Whatever he’s doing, it’s working. The twelve melancholy heartache songs on Goon have earned Jesso, Jr. comparisons to beloved seventies singers Carole King, Randy Newman, and Harry Nilsson. And though he does sound a bit like those golden age artists, it’s less emulation than a shared approach toward classic, unembellished songwriting. At a time when producers stamp out imperfections with auto-tune, and American Idol tries to find vocalists with superhuman pipes, Jesso, Jr.’s strategy, like so many of the most lasting singer-songwriters before him, is just to pen a song about messy love and sing his heart out. He calls this “amateur—absolutely amateur,” but the word genuine also comes to mind. “It’s hard for me to believe that everyone can look past a shaky voice that maybe goes out of tune and very simple piano-playing ability. Maybe people are going to hear me and think, How did he get here? My seven-year-old son can play piano better than this guy. I’m using maybe nineteen chords per song,” he says. “But I don’t know, it’s just emotional. It makes people go, ‘Wait, this is different from what’s popular.’”

Jesso, Jr., now 29, started messing around on the piano only a few years ago after some time bumming around the L.A. music scene. His career as a guitarist had seemed to reach a dead end and he moved back in with his parents in Vancouver, where he began writing songs about a bad breakup. “The happiest and most accomplished I could feel is after I’ve written a song. I think about people like**Adele,** whose songs are on the radio all across the world and make people pull their cars over and cry.

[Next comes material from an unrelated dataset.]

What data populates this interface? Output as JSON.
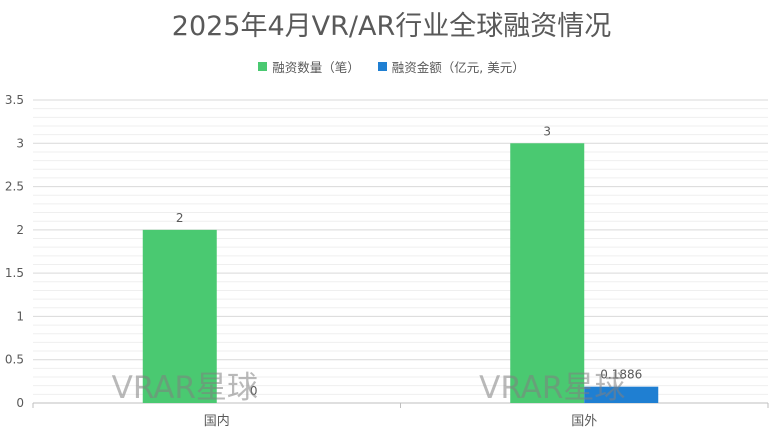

She’s not even aware of those people,” he says. “As a songwriter, you don’t know these people, but they’re taking something you’ve created in a matter of hours and applying it to their own lives.” With production help from indie experts Chet “JR” White (formerly of the band Girls) and Ariel Rechtshaid, his songs are powerful for their intimacy and immediacy, quick little tracks with big, sad hooks. “I just made the record speak to me,” he says. “Relatability is all up to the listener.”

Goon is likely to hit in a big way, and Jesso, Jr. is poised for pop stardom, whether he’s ready for it or not. He may have gotten a small taste of what’s to come earlier this year when international tabloids suggested he was **Taylor Swift’**s new boyfriend. “I went to a Grammy party and I met her, but beyond that it’s ridiculous. I don’t know, she’s nice,” he says. “It’s kind of strange, I never really considered gossip magazines as a possibility that would ever happen in my life.” As Jesso, Jr. tells it, he is just a regular guy with lots of luck. “Maybe I snuck into all of this, but I’m glad to be here,” he says with a laugh. “And I’m not leaving.”